Abgezehrt sah er aus, so notierte sein Freund und Biograf Abraham von Franckenberg, dazu "schlicht", mit "niedriger Stirn, erhobener Schläfe, etwas gekrümmter Nase": Jacob Böhme, Schuster aus Görlitz, Theosoph, Autodidakt, Dichter, Philosoph, Augenzeuge des Dreißigjährigen Krieges und ... – Jacob Wer?

Man darf sich nicht von den gemalten Porträts abschrecken lassen, die den Eingang zu der gerade eröffneten Jacob-Böhme-Schau in der Dresdner Schlosskapelle flankieren. Beide sind posthum entstanden, es handelt sich nicht um authentische Konterfeis. Dem fast schon auf die Knochen abgemagerten Greis rechts steht links ein wohlgenährter Biedermann zur Seite. Der eine bleich wie ein Gespenst, der andere selbstzufrieden und mit stumpfem Blick. Beide unsympathisch und kaum mit Hegels Begeisterung in Einklang zu bringen, Böhme sei der erste Philosoph Deutschlands gewesen.

Tatsächlich stammt fast alles, was wir von Böhme erfahren, aus zweiter Hand. Für eine wasserdichte Rekonstruktion seiner Biografie fehlen die Zeugnisse. Dennoch wollte man in Dresden mehr über den noch weitgehend unbekannten Autor wissen, über dessen Ideen, die er von 1612 an bis zu seinem Tod im Jahr 1625 aufschrieb und die weit über die deutschsprachigen Landesgrenzen hinauswirkten. Vor drei Jahren fiel der Startschuss zu den Ausstellungsvorbereitungen. Zur Eröffnung präsentieren die Kuratorinnen Claudia Brink, Lucinda Martin und Cecilia Muratori neben dem Katalog einen zusätzlichen Band zur aktuellen Forschungslage.

Jacob Böhme zeigt sich darin als vielseitiger Kopf. Kaum dass man seinen gedanklichen Kapriolen folgen kann, die in der Frage nach dem Wie und Warum des Menschen wurzeln und von dort durch Literatur, Kunst, durch religiöse, philosophische Debatten und naturwissenschaftliche Erkenntnisse schnell bis an die Grenzen des damaligen Wissens vorstoßen. Und das aus eigener Anschauung, die sich ausdrücklich aufs Beobachten – auch der eigenen Gefühle – konzentriert und nicht auf die Lektüre gelehrter Schriften.

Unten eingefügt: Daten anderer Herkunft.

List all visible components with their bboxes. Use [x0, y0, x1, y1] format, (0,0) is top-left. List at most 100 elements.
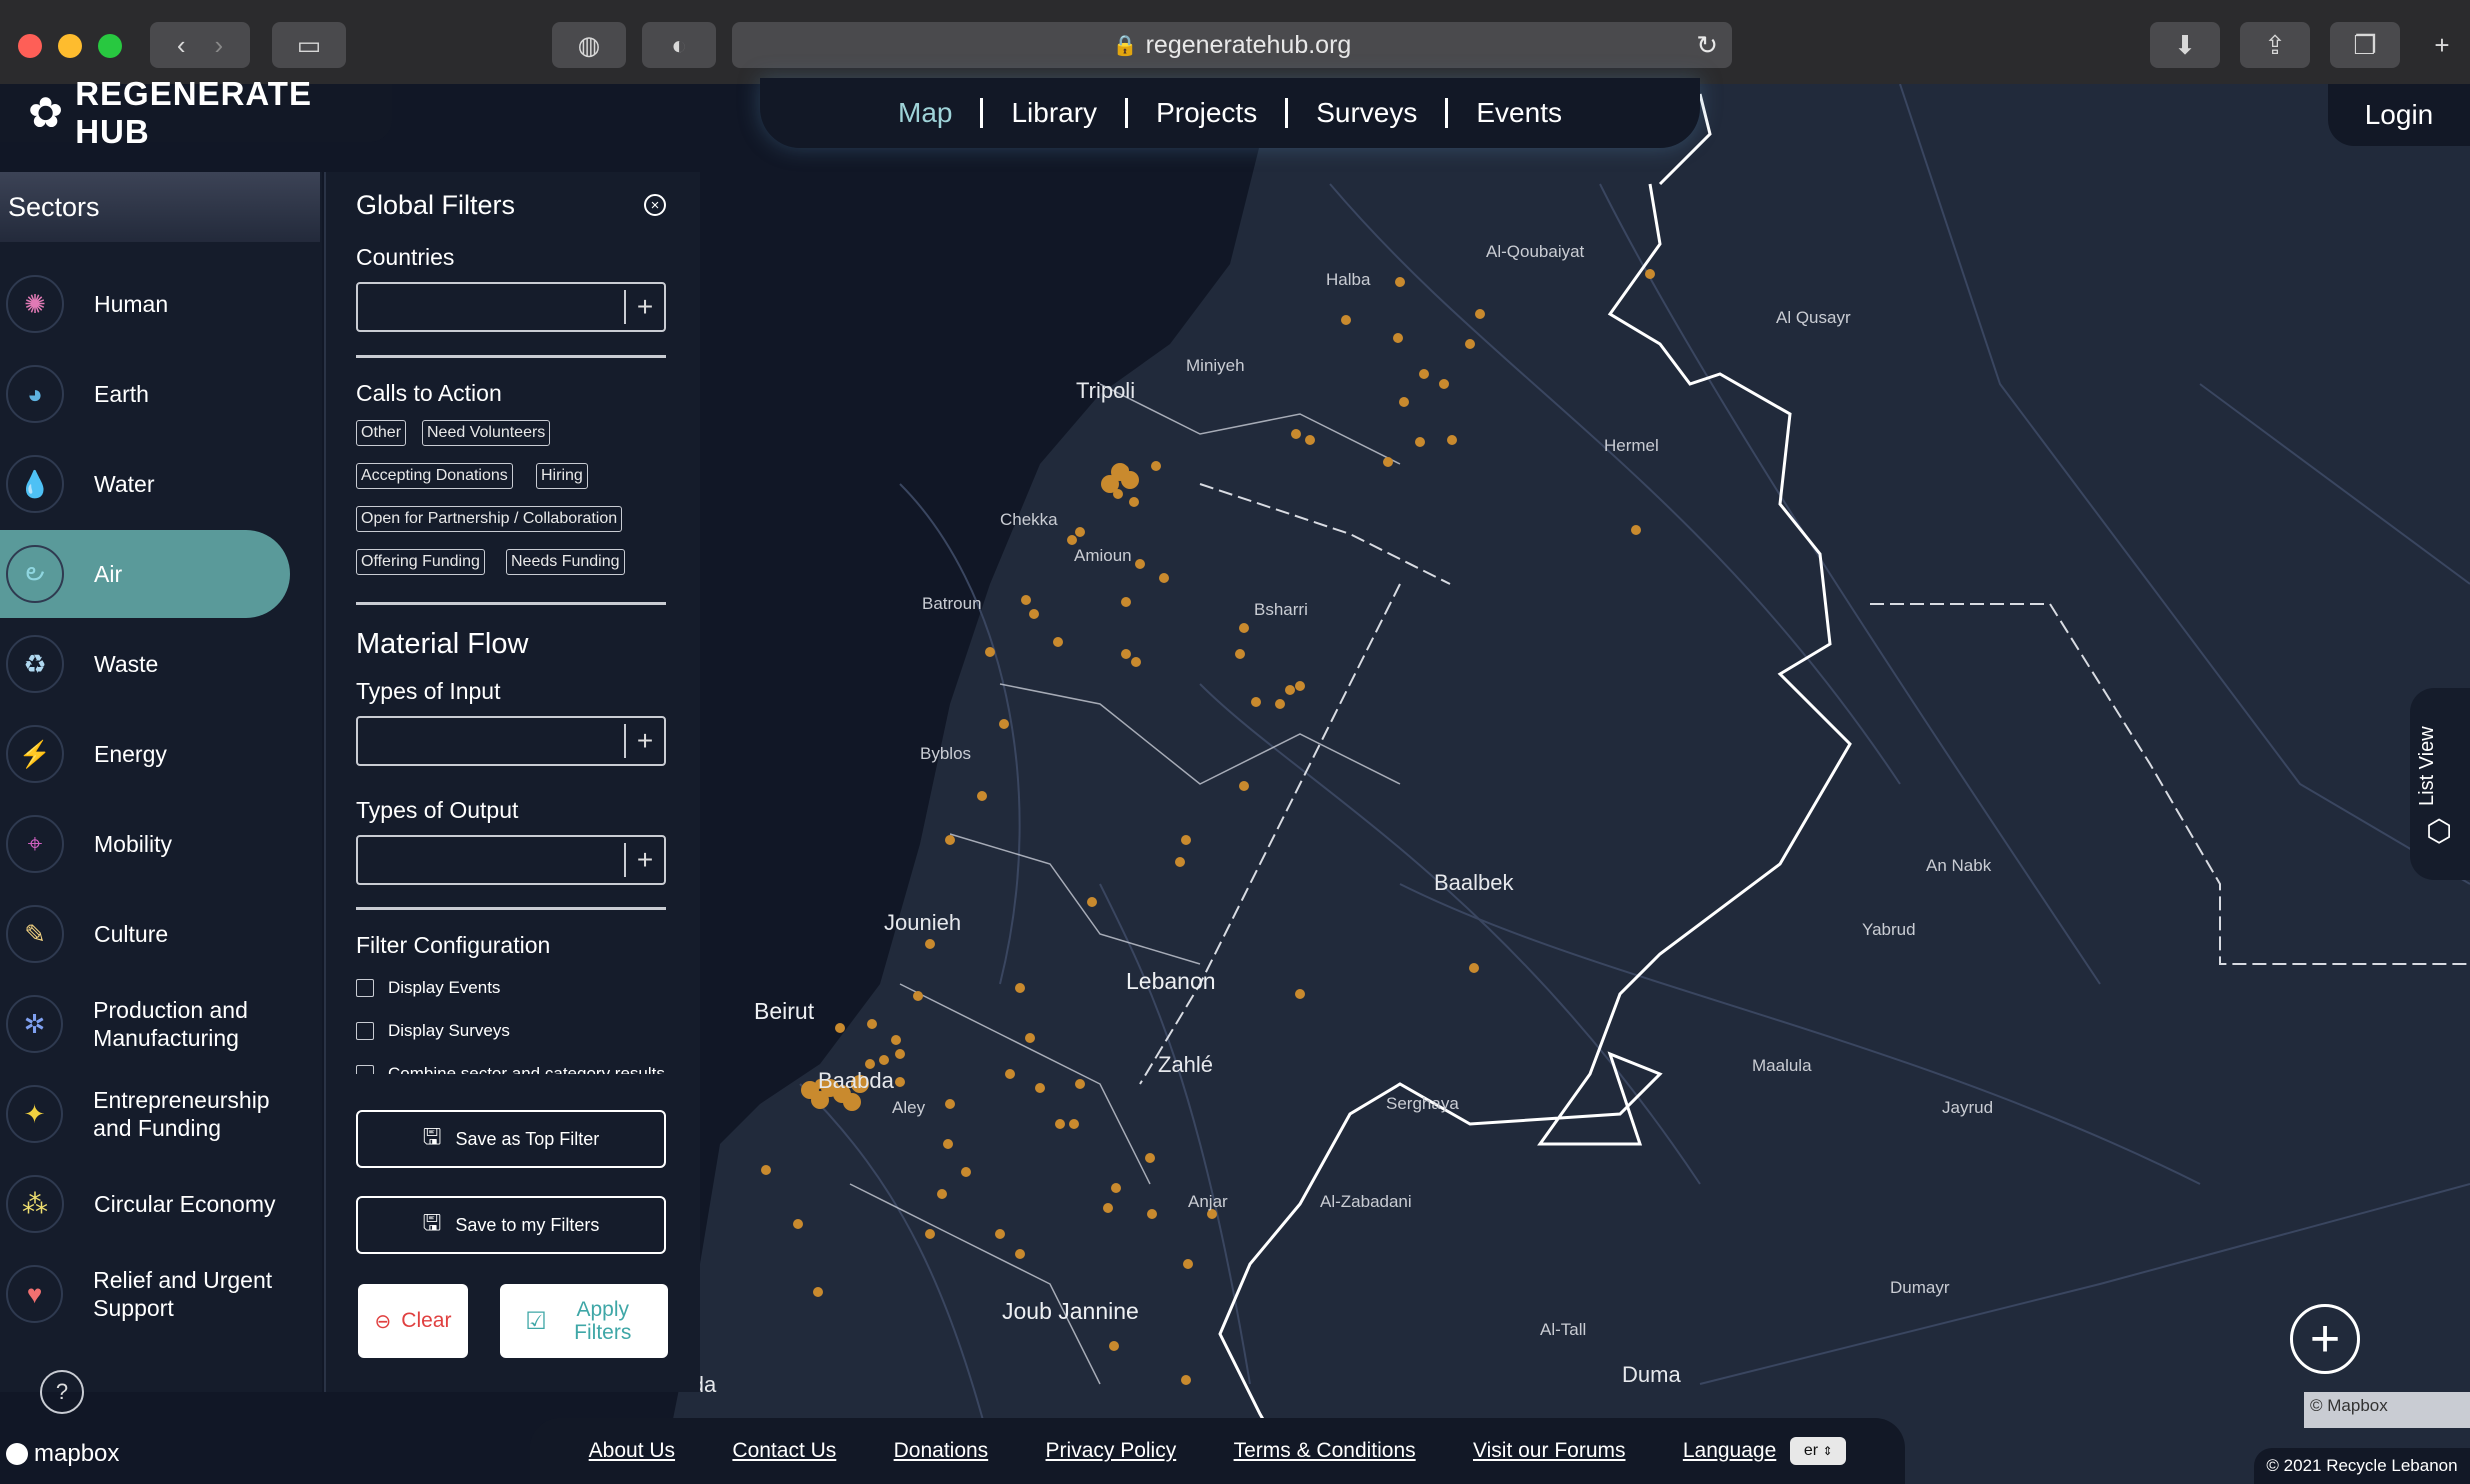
apply-filters-button[interactable]: ☑ Apply Filters [500, 1284, 668, 1358]
map-marker[interactable] [1075, 1079, 1085, 1089]
map-marker[interactable] [1015, 983, 1025, 993]
map-marker[interactable] [1015, 1249, 1025, 1259]
map-marker[interactable] [1305, 435, 1315, 445]
map-marker[interactable] [945, 835, 955, 845]
sector-item[interactable]: ♻ Waste [0, 620, 290, 708]
tag-hiring[interactable]: Hiring [536, 463, 588, 489]
map-marker[interactable] [761, 1165, 771, 1175]
back-icon[interactable]: ‹ [177, 30, 186, 61]
tag-need-volunteers[interactable]: Need Volunteers [422, 420, 551, 446]
tag-offering-funding[interactable]: Offering Funding [356, 549, 485, 575]
map-marker[interactable] [891, 1035, 901, 1045]
map-marker[interactable] [1183, 1259, 1193, 1269]
map-marker[interactable] [1129, 497, 1139, 507]
add-country-button[interactable]: + [624, 290, 664, 324]
map-marker[interactable] [1135, 559, 1145, 569]
minimize-window-button[interactable] [58, 34, 82, 58]
sector-item[interactable]: ✲ Production and Manufacturing [0, 980, 290, 1068]
map-marker[interactable] [1087, 897, 1097, 907]
site-logo[interactable]: ✿ REGENERATE HUB [0, 75, 392, 150]
footer-contact-link[interactable]: Contact Us [732, 1439, 836, 1463]
map-marker[interactable] [1181, 835, 1191, 845]
sector-item[interactable]: ✺ Human [0, 260, 290, 348]
map-marker[interactable] [867, 1019, 877, 1029]
footer-about-link[interactable]: About Us [589, 1439, 675, 1463]
list-view-tab[interactable]: List View ⬡ [2410, 688, 2470, 880]
map-marker[interactable] [961, 1167, 971, 1177]
maximize-window-button[interactable] [98, 34, 122, 58]
map-marker[interactable] [925, 939, 935, 949]
map-marker[interactable] [1131, 657, 1141, 667]
map-marker[interactable] [835, 1023, 845, 1033]
share-button[interactable]: ⇪ [2240, 22, 2310, 68]
countries-input[interactable]: + [356, 282, 666, 332]
map-marker[interactable] [1021, 595, 1031, 605]
map-marker[interactable] [1239, 623, 1249, 633]
map-marker[interactable] [1383, 457, 1393, 467]
new-tab-button[interactable]: + [2420, 22, 2464, 68]
tag-needs-funding[interactable]: Needs Funding [506, 549, 625, 575]
map-marker[interactable] [1239, 781, 1249, 791]
add-input-button[interactable]: + [624, 724, 664, 758]
combine-results-checkbox[interactable] [356, 1065, 374, 1074]
types-of-output-field[interactable]: + [356, 835, 666, 885]
map-marker-cluster[interactable] [1121, 471, 1139, 489]
map-marker[interactable] [1235, 649, 1245, 659]
map-marker[interactable] [793, 1219, 803, 1229]
downloads-button[interactable]: ⬇ [2150, 22, 2220, 68]
login-button[interactable]: Login [2328, 84, 2470, 146]
map-marker[interactable] [943, 1139, 953, 1149]
map-marker[interactable] [1341, 315, 1351, 325]
map-marker[interactable] [1005, 1069, 1015, 1079]
reload-icon[interactable]: ↻ [1696, 30, 1718, 61]
map-marker[interactable] [1109, 1341, 1119, 1351]
map-marker[interactable] [1175, 857, 1185, 867]
tag-accepting-donations[interactable]: Accepting Donations [356, 463, 513, 489]
sector-item[interactable]: ✎ Culture [0, 890, 290, 978]
map-marker[interactable] [1631, 525, 1641, 535]
map-marker[interactable] [879, 1055, 889, 1065]
map-marker[interactable] [1291, 429, 1301, 439]
back-forward-buttons[interactable]: ‹ › [150, 22, 250, 68]
map-marker-cluster[interactable] [801, 1081, 819, 1099]
display-events-checkbox[interactable] [356, 979, 374, 997]
map-marker[interactable] [1111, 1183, 1121, 1193]
nav-events[interactable]: Events [1448, 98, 1590, 128]
map-marker[interactable] [1295, 989, 1305, 999]
add-output-button[interactable]: + [624, 843, 664, 877]
map-marker[interactable] [1465, 339, 1475, 349]
map-marker[interactable] [995, 1229, 1005, 1239]
map-marker[interactable] [1029, 609, 1039, 619]
sector-item[interactable]: ⌖ Mobility [0, 800, 290, 888]
add-project-button[interactable]: + [2290, 1304, 2360, 1374]
tabs-overview-button[interactable]: ❐ [2330, 22, 2400, 68]
map-marker[interactable] [1295, 681, 1305, 691]
tag-other[interactable]: Other [356, 420, 407, 446]
map-marker[interactable] [1399, 397, 1409, 407]
address-bar[interactable]: 🔒 regeneratehub.org ↻ [732, 22, 1732, 68]
map-marker[interactable] [1147, 1209, 1157, 1219]
map-marker[interactable] [1645, 269, 1655, 279]
map-marker[interactable] [1121, 597, 1131, 607]
save-my-filters-button[interactable]: 🖫 Save to my Filters [356, 1196, 666, 1254]
map-marker[interactable] [1067, 535, 1077, 545]
map-marker[interactable] [1475, 309, 1485, 319]
types-of-input-field[interactable]: + [356, 716, 666, 766]
map-marker[interactable] [895, 1077, 905, 1087]
map-marker[interactable] [1121, 649, 1131, 659]
sector-item[interactable]: ♥ Relief and Urgent Support [0, 1250, 290, 1338]
map-attribution[interactable]: © Mapbox [2304, 1392, 2470, 1428]
nav-library[interactable]: Library [983, 98, 1129, 128]
map-marker[interactable] [1251, 697, 1261, 707]
clear-button[interactable]: ⊖ Clear [358, 1284, 468, 1358]
map-marker-cluster[interactable] [1101, 475, 1119, 493]
map-marker[interactable] [1285, 685, 1295, 695]
map-marker[interactable] [977, 791, 987, 801]
map-marker[interactable] [1181, 1375, 1191, 1385]
footer-privacy-link[interactable]: Privacy Policy [1046, 1439, 1177, 1463]
help-button[interactable]: ? [40, 1370, 84, 1414]
map-marker[interactable] [1469, 963, 1479, 973]
map-marker[interactable] [1145, 1153, 1155, 1163]
display-surveys-checkbox[interactable] [356, 1022, 374, 1040]
map-marker[interactable] [925, 1229, 935, 1239]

So sieht Böhme im natürlichen Wachsen und Vergehen die zentrale Kraft allen Seins. Gut und Böse finden darin ein Gleichgewicht, sogar Mann und Frau werden von ihm als Gleiche wahrgenommen. Nicht die Moral, sondern die Bewegung steht im Zentrum seiner Überlegungen. Deshalb interessiert ihn alles, und wirklich alles versucht er miteinander in Verbindung zu bringen: Gott und die Welt – das kann man bei ihm wörtlich nehmen.

Wie fast alle Dilettanten wagt er sich auf unwegsames Terrain. Sein Joker sind seine Sinne, er nimmt die von ihm verwendeten Wörter in den Mund und fährt mit der Zunge ihre Konturen ab: "Das Wort HIMMEL fasset sich im Herzen und stösset biß auf die Lippen, da wird es verschlossen: und die Silbe MEL macht die Lippen wieder auff und wird mitten auff der Zungen gehalten und fährt der Geist auff beiden Seiten der Zunge aus dem Maule."

In sieben Jahren schreibt Böhme 28 Werke, von denen nur zwei Texte unter dem gemeinsamen Titel Der Weg zu Christo zu Lebzeiten veröffentlicht werden. Dazu verwickelt er sich in ein Katz-und-Maus-Spiel mit der Obrigkeit, vor allem mit den Offiziellen der protestantischen Kirche. Er muss das Schusterhandwerk aufgeben, handelt auf dem Schwarzmarkt, wird der Häresie verdächtigt, kommt ins Gefängnis und sieht sich über Jahre hinweg mit einem Schreibverbot belegt.

Seine Werke kursieren als Abschriften beim interessierten Publikum. Es gibt ein heimliches Netzwerk unter Freunden, das vor allem eins beweist: Böhme war keineswegs der ungebildete Mann aus dem Volk, als der er sich selbst ausgab. Er korrespondierte mit Wissenschaftlern seiner Zeit, Adlige veröffentlichten seine Schriften auf eigene Kosten, 1624 besuchte er den kurfürstlichen Hof in Dresden, vermutlich um sich dort über seine Ideen auszutauschen.